Forum ekonomi tahunan yang tahun ini mengangkat tema “Shared Values: The Foundation of Growth in a Multipolar World” dihadiri oleh sejumlah tokoh penting dunia, termasuk Presiden Rusia Vladimir Putin yang juga menjadi tuan rumah acara. Tokoh dunia lainnya yang hadir adalah Pangeran Nasser bin Hamad Al-Khalifa dari Bahrain sebagai Co-Partner SPIEF 2025, Wakil Perdana Menteri Republik Rakyat Tiongkok Ding Xuexiang, dan Wakil Presiden Afrika Selatan Paul Mashatile.
Presiden Prabowo mendapat kehormatan sebagai salah satu pembicara utama dalam sesi pleno, yang berlangsung sesaat setelah pidato pembukaan dari Presiden Vladimir Putin. Dalam pidatonya, Presiden Prabowo menyampaikan rasa terima kasih atas undangan yang diberikan kepadanya untuk tampil dalam forum global tersebut.
“Saya sangat berterima kasih atas kesempatan yang diberikan untuk menyampaikan pandangan Indonesia dalam forum penting ini.
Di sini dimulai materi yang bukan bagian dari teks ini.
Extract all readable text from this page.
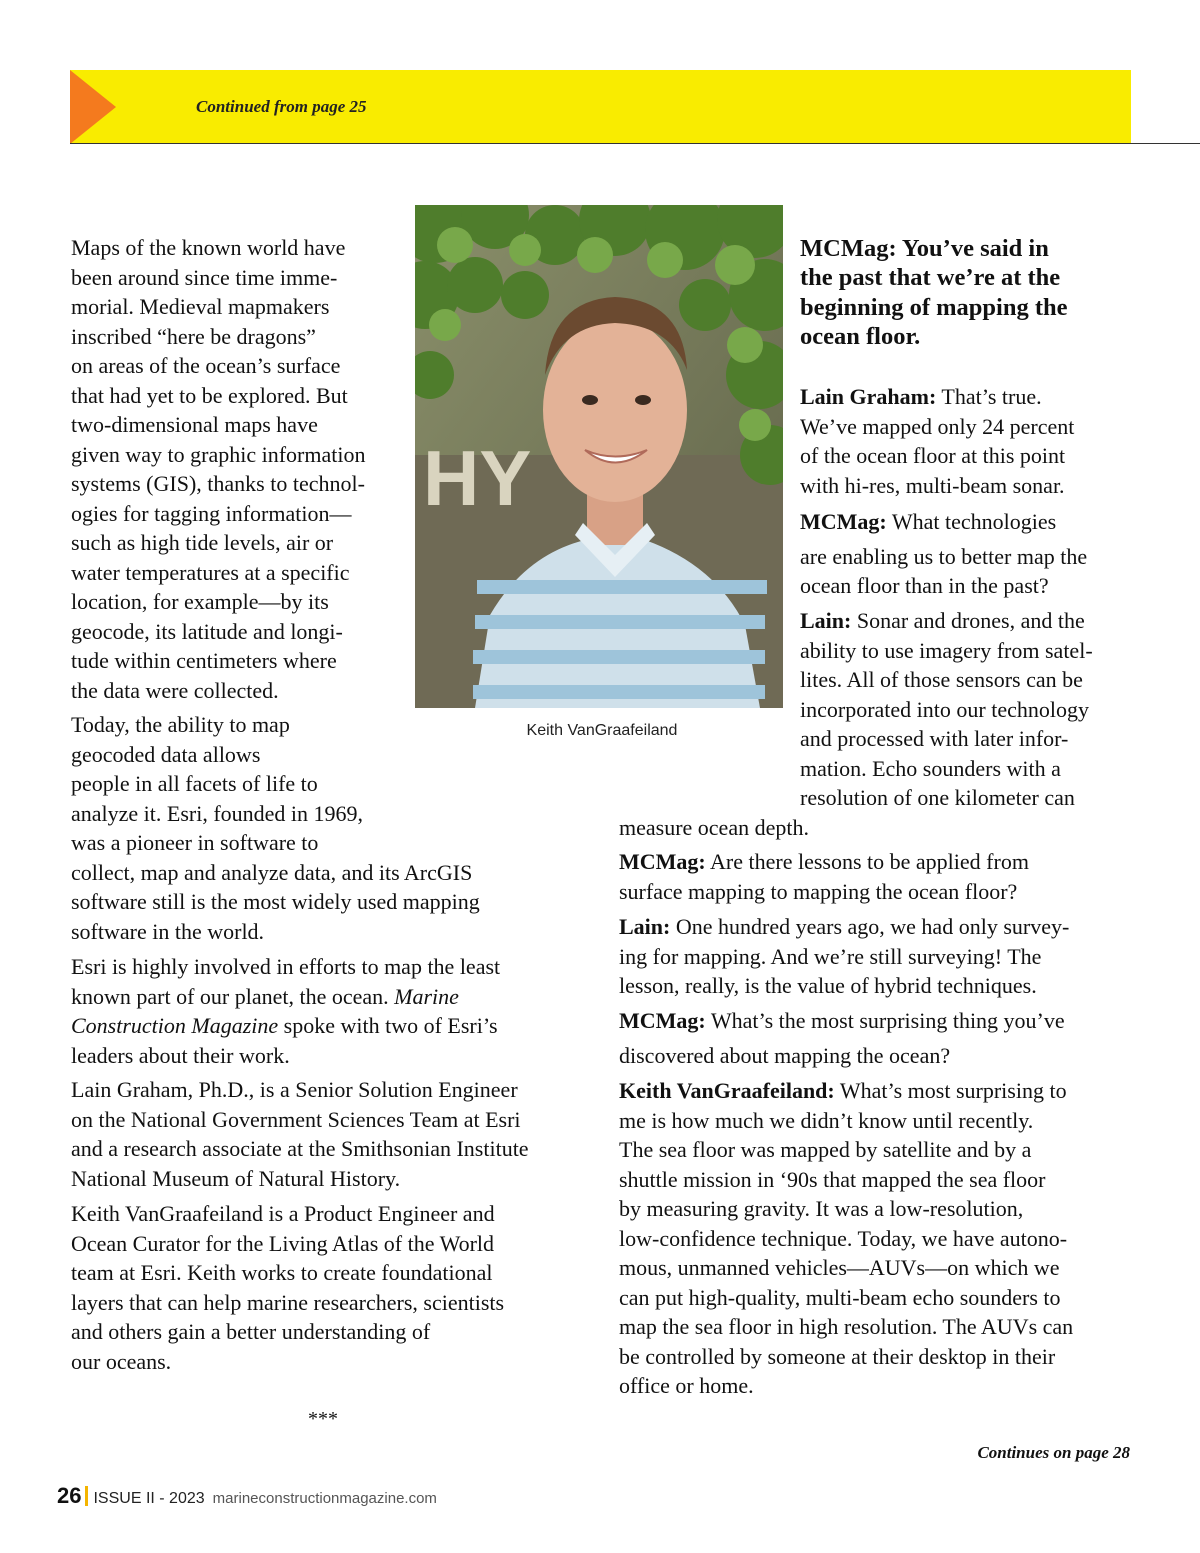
Continued from page 25
HY
Keith VanGraafeiland
Maps of the known world have
been around since time imme-
morial. Medieval mapmakers
inscribed “here be dragons”
on areas of the ocean’s surface
that had yet to be explored. But
two-dimensional maps have
given way to graphic information
systems (GIS), thanks to technol-
ogies for tagging information—
such as high tide levels, air or
water temperatures at a specific
location, for example—by its
geocode, its latitude and longi-
tude within centimeters where
the data were collected.
Today, the ability to map
geocoded data allows
people in all facets of life to
analyze it. Esri, founded in 1969,
was a pioneer in software to
collect, map and analyze data, and its ArcGIS
software still is the most widely used mapping
software in the world.
Esri is highly involved in efforts to map the least
known part of our planet, the ocean. Marine
Construction Magazine spoke with two of Esri’s
leaders about their work.
Lain Graham, Ph.D., is a Senior Solution Engineer
on the National Government Sciences Team at Esri
and a research associate at the Smithsonian Institute
National Museum of Natural History.
Keith VanGraafeiland is a Product Engineer and
Ocean Curator for the Living Atlas of the World
team at Esri. Keith works to create foundational
layers that can help marine researchers, scientists
and others gain a better understanding of
our oceans.
***
MCMag: You’ve said in
the past that we’re at the
beginning of mapping the
ocean floor.
Lain Graham: That’s true.
We’ve mapped only 24 percent
of the ocean floor at this point
with hi-res, multi-beam sonar.
MCMag: What technologies
are enabling us to better map the
ocean floor than in the past?
Lain: Sonar and drones, and the
ability to use imagery from satel-
lites. All of those sensors can be
incorporated into our technology
and processed with later infor-
mation. Echo sounders with a
resolution of one kilometer can
measure ocean depth.
MCMag: Are there lessons to be applied from
surface mapping to mapping the ocean floor?
Lain: One hundred years ago, we had only survey-
ing for mapping. And we’re still surveying! The
lesson, really, is the value of hybrid techniques.
MCMag: What’s the most surprising thing you’ve
discovered about mapping the ocean?
Keith VanGraafeiland: What’s most surprising to
me is how much we didn’t know until recently.
The sea floor was mapped by satellite and by a
shuttle mission in ‘90s that mapped the sea floor
by measuring gravity. It was a low-resolution,
low-confidence technique. Today, we have autono-
mous, unmanned vehicles—AUVs—on which we
can put high-quality, multi-beam echo sounders to
map the sea floor in high resolution. The AUVs can
be controlled by someone at their desktop in their
office or home.
Continues on page 28
26 ISSUE II - 2023 marineconstructionmagazine.com
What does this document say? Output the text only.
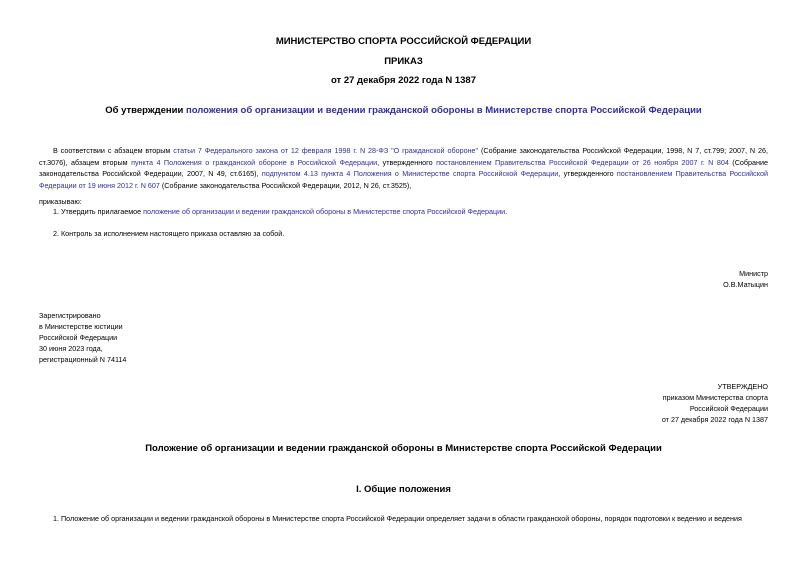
МИНИСТЕРСТВО СПОРТА РОССИЙСКОЙ ФЕДЕРАЦИИ
ПРИКАЗ
от 27 декабря 2022 года N 1387
Об утверждении положения об организации и ведении гражданской обороны в Министерстве спорта Российской Федерации
В соответствии с абзацем вторым статьи 7 Федерального закона от 12 февраля 1998 г. N 28-ФЗ "О гражданской обороне" (Собрание законодательства Российской Федерации, 1998, N 7, ст.799; 2007, N 26, ст.3076), абзацем вторым пункта 4 Положения о гражданской обороне в Российской Федерации, утвержденного постановлением Правительства Российской Федерации от 26 ноября 2007 г. N 804 (Собрание законодательства Российской Федерации, 2007, N 49, ст.6165), подпунктом 4.13 пункта 4 Положения о Министерстве спорта Российской Федерации, утвержденного постановлением Правительства Российской Федерации от 19 июня 2012 г. N 607 (Собрание законодательства Российской Федерации, 2012, N 26, ст.3525),
приказываю:
1. Утвердить прилагаемое положение об организации и ведении гражданской обороны в Министерстве спорта Российской Федерации.
2. Контроль за исполнением настоящего приказа оставляю за собой.
Министр
О.В.Матыцин
Зарегистрировано
в Министерстве юстиции
Российской Федерации
30 июня 2023 года,
регистрационный N 74114
УТВЕРЖДЕНО
приказом Министерства спорта
Российской Федерации
от 27 декабря 2022 года N 1387
Положение об организации и ведении гражданской обороны в Министерстве спорта Российской Федерации
I. Общие положения
1. Положение об организации и ведении гражданской обороны в Министерстве спорта Российской Федерации определяет задачи в области гражданской обороны, порядок подготовки к ведению и ведения
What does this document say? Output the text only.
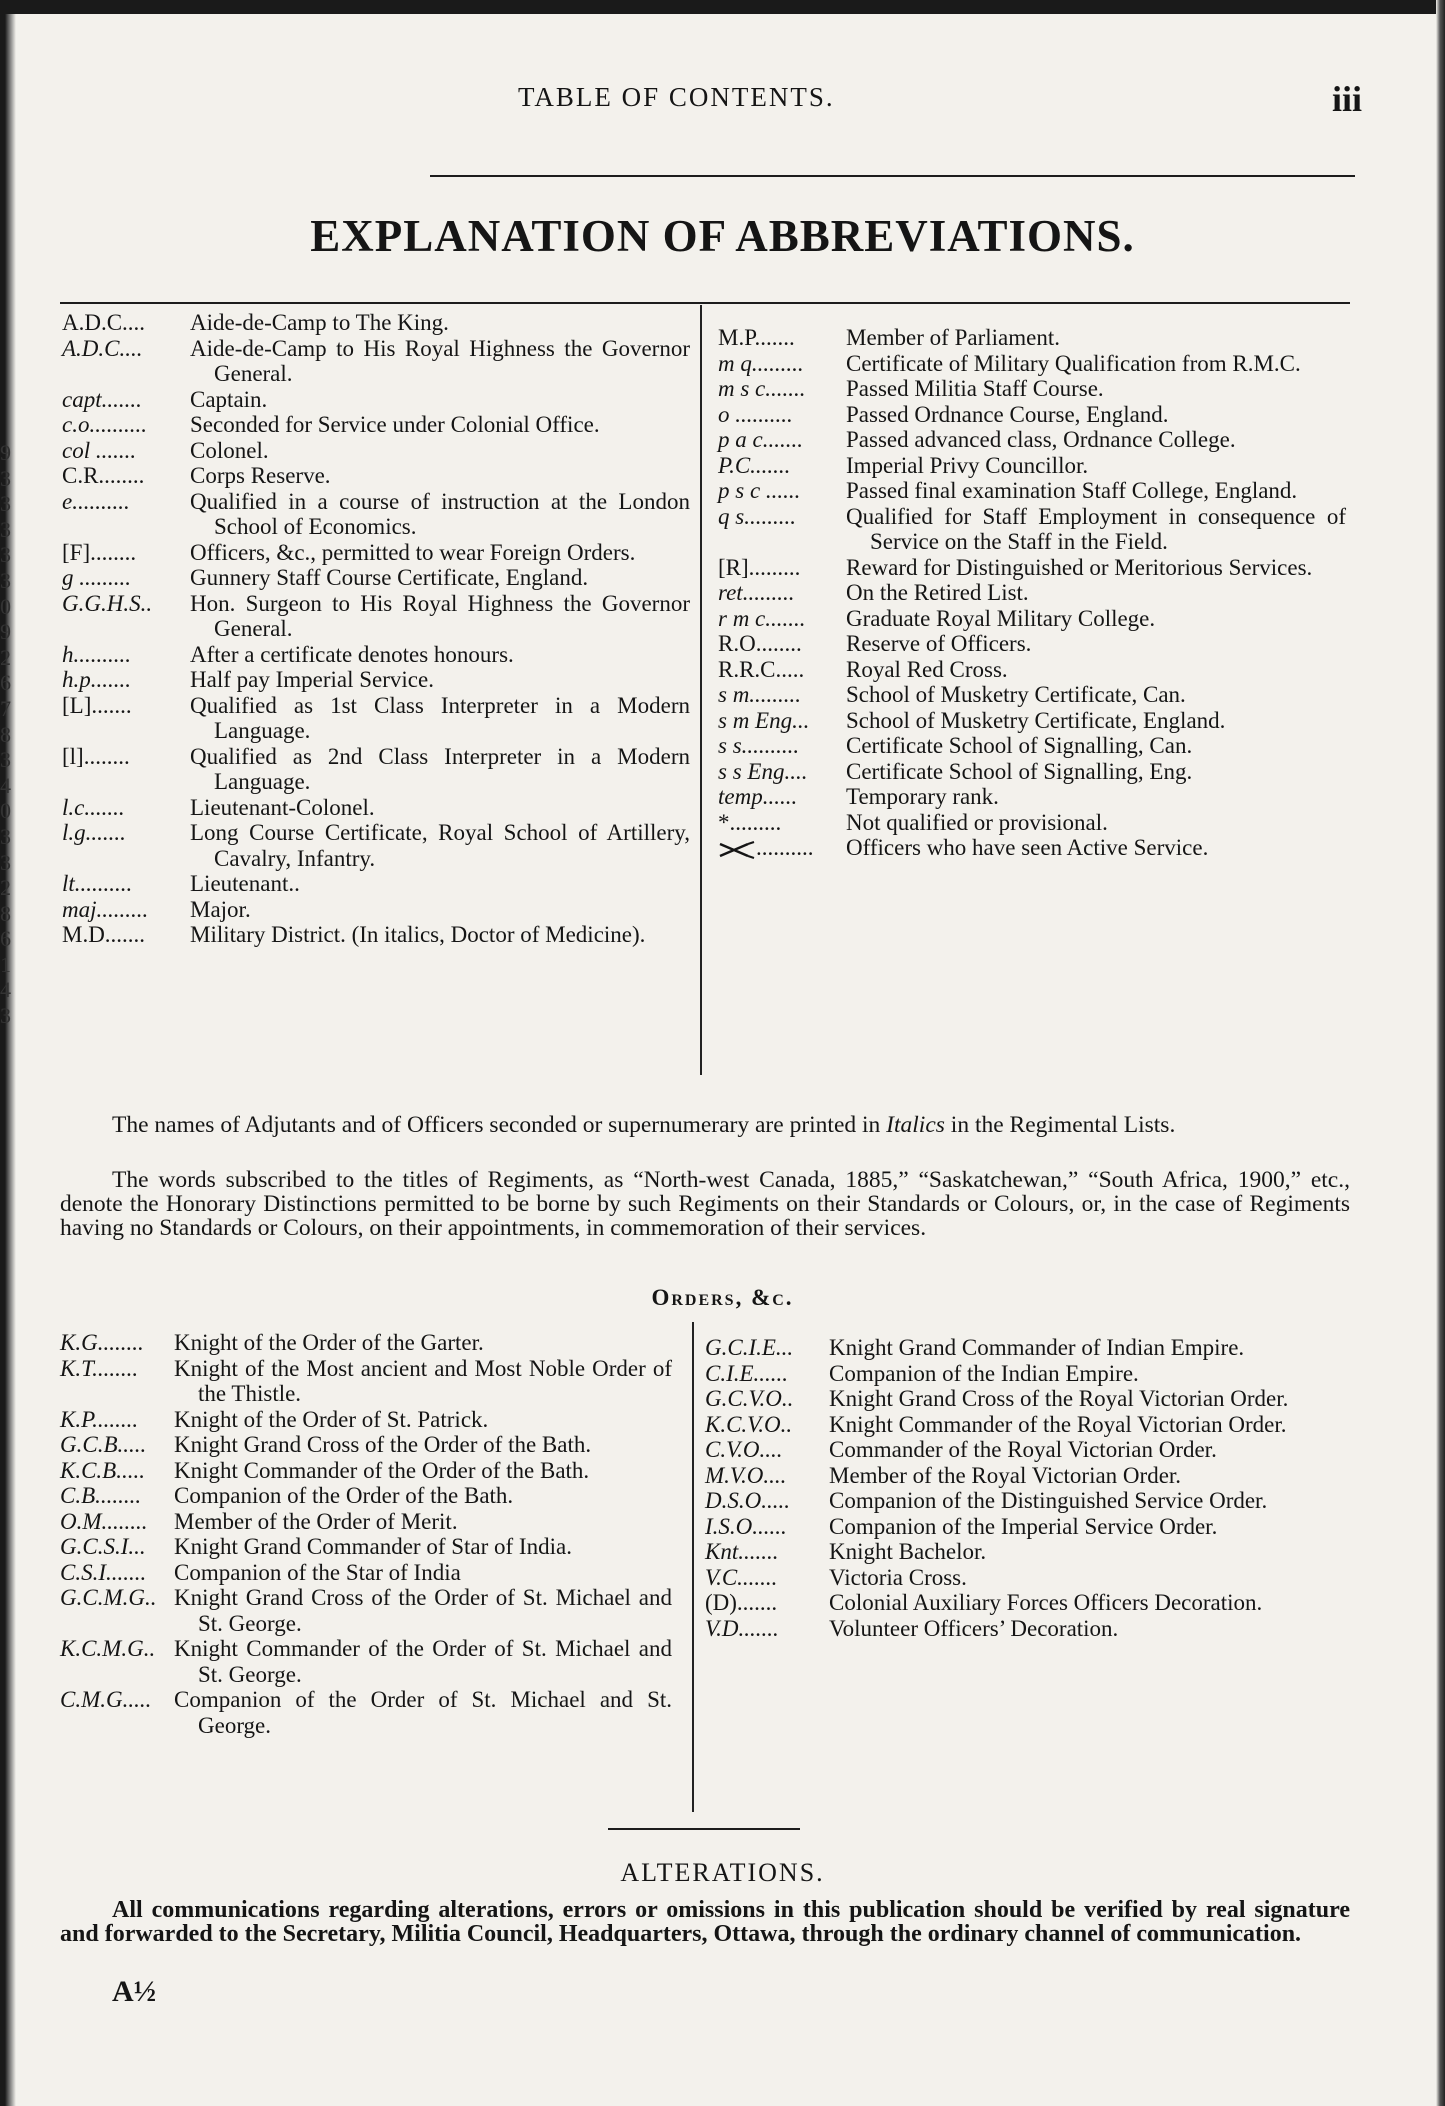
9
3
3
3
3
3
0
9
2
6
7
8
3
4
0
3
3
2
8
6
1
4
3
TABLE OF CONTENTS.	iii
EXPLANATION OF ABBREVIATIONS.
A.D.C....	Aide-de-Camp to The King.
A.D.C....	Aide-de-Camp to His Royal Highness the Governor General.
capt.......	Captain.
c.o..........	Seconded for Service under Colonial Office.
col .......	Colonel.
C.R........	Corps Reserve.
e..........	Qualified in a course of instruction at the London School of Economics.
[F]........	Officers, &c., permitted to wear Foreign Orders.
g .........	Gunnery Staff Course Certificate, England.
G.G.H.S..	Hon. Surgeon to His Royal Highness the Governor General.
h..........	After a certificate denotes honours.
h.p.......	Half pay Imperial Service.
[L].......	Qualified as 1st Class Interpreter in a Modern Language.
[l]........	Qualified as 2nd Class Interpreter in a Modern Language.
l.c.......	Lieutenant-Colonel.
l.g.......	Long Course Certificate, Royal School of Artillery, Cavalry, Infantry.
lt..........	Lieutenant..
maj.........	Major.
M.D.......	Military District. (In italics, Doctor of Medicine).
M.P.......	Member of Parliament.
m q.........	Certificate of Military Qualification from R.M.C.
m s c.......	Passed Militia Staff Course.
o ..........	Passed Ordnance Course, England.
p a c.......	Passed advanced class, Ordnance College.
P.C.......	Imperial Privy Councillor.
p s c ......	Passed final examination Staff College, England.
q s.........	Qualified for Staff Employment in consequence of Service on the Staff in the Field.
[R].........	Reward for Distinguished or Meritorious Services.
ret.........	On the Retired List.
r m c.......	Graduate Royal Military College.
R.O........	Reserve of Officers.
R.R.C.....	Royal Red Cross.
s m.........	School of Musketry Certificate, Can.
s m Eng...	School of Musketry Certificate, England.
s s..........	Certificate School of Signalling, Can.
s s Eng....	Certificate School of Signalling, Eng.
temp......	Temporary rank.
*.........	Not qualified or provisional.
..........	Officers who have seen Active Service.

The names of Adjutants and of Officers seconded or supernumerary are printed in Italics in the Regimental Lists.

The words subscribed to the titles of Regiments, as “North-west Canada, 1885,” “Saskatchewan,” “South Africa, 1900,” etc., denote the Honorary Distinctions permitted to be borne by such Regiments on their Standards or Colours, or, in the case of Regiments having no Standards or Colours, on their appointments, in commemoration of their services.

Orders, &c.
K.G........	Knight of the Order of the Garter.
K.T........	Knight of the Most ancient and Most Noble Order of the Thistle.
K.P........	Knight of the Order of St. Patrick.
G.C.B.....	Knight Grand Cross of the Order of the Bath.
K.C.B.....	Knight Commander of the Order of the Bath.
C.B........	Companion of the Order of the Bath.
O.M........	Member of the Order of Merit.
G.C.S.I...	Knight Grand Commander of Star of India.
C.S.I.......	Companion of the Star of India
G.C.M.G.. Knight Grand Cross of the Order of St. Michael and St. George.
K.C.M.G.. Knight Commander of the Order of St. Michael and St. George.
C.M.G..... Companion of the Order of St. Michael and St. George.
G.C.I.E...	Knight Grand Commander of Indian Empire.
C.I.E......	Companion of the Indian Empire.
G.C.V.O..	Knight Grand Cross of the Royal Victorian Order.
K.C.V.O..	Knight Commander of the Royal Victorian Order.
C.V.O....	Commander of the Royal Victorian Order.
M.V.O....	Member of the Royal Victorian Order.
D.S.O.....	Companion of the Distinguished Service Order.
I.S.O......	Companion of the Imperial Service Order.
Knt.......	Knight Bachelor.
V.C.......	Victoria Cross.
(D).......	Colonial Auxiliary Forces Officers Decoration.
V.D.......	Volunteer Officers’ Decoration.
ALTERATIONS.

All communications regarding alterations, errors or omissions in this publication should be verified by real signature and forwarded to the Secretary, Militia Council, Headquarters, Ottawa, through the ordinary channel of communication.

A½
SPIEF adalah ajang yang sangat strategis bagi para pemimpin dunia untuk berdiskusi, berbagi pandangan, serta menjajaki peluang kerja sama yang saling menguntungkan,” ujar Presiden Prabowo dalam pidatonya.
Presiden menekankan bahwa di tengah dinamika dunia yang semakin multipolar dan penuh tantangan, forum seperti SPIEF memainkan peranan krusial dalam membangun saling pengertian dan memperkuat kepercayaan antarnegara. Ia melihat SPIEF sebagai wadah inklusif yang mempertemukan negara-negara dari berbagai kawasan—Barat, Timur, maupun negara-negara Global South—untuk berdialog secara setara dan strategis.
“Indonesia memandang forum ini sebagai titik temu penting antara berbagai kawasan dunia. Di sinilah kepercayaan strategis dibangun, dan inisiatif kolaboratif dapat dirancang demi menciptakan stabilitas serta kemakmuran bersama,” lanjut Presiden Prabowo.
Dalam konteks perubahan lanskap global yang kini kian kompleks, Presiden Prabowo juga menyuarakan pentingnya menjaga nilai-nilai bersama sebagai fondasi utama untuk pertumbuhan berkelanjutan. Ia menekankan bahwa kerja sama antarbangsa harus dilandasi oleh saling menghormati, keadilan, dan komitmen terhadap perdamaian dunia.
Kehadiran Presiden Prabowo dalam SPIEF 2025 turut memperkuat diplomasi ekonomi Indonesia di panggung global. Delegasi Indonesia dalam kesempatan ini turut diisi oleh Menteri Luar Negeri Sugiono dan Sekretaris Kabinet Teddy Indra Wijaya, yang mendampingi Kepala Negara selama rangkaian kegiatan di Rusia.
SPIEF telah dikenal sebagai salah satu forum ekonomi internasional terbesar yang menjadi ajang pertukaran ide dan kebijakan ekonomi lintas negara. Partisipasi aktif Indonesia dalam forum ini menunjukkan tekad untuk terus memainkan peran sebagai negara yang menjembatani kepentingan berbagai blok kekuatan dunia.
Dengan menegaskan posisi Indonesia sebagai mitra yang menjunjung tinggi nilai-nilai dialog dan kolaborasi, Presiden Prabowo berharap hubungan ekonomi, politik, dan strategis antara Indonesia dan berbagai negara dapat terus berkembang secara seimbang dan saling menguntungkan.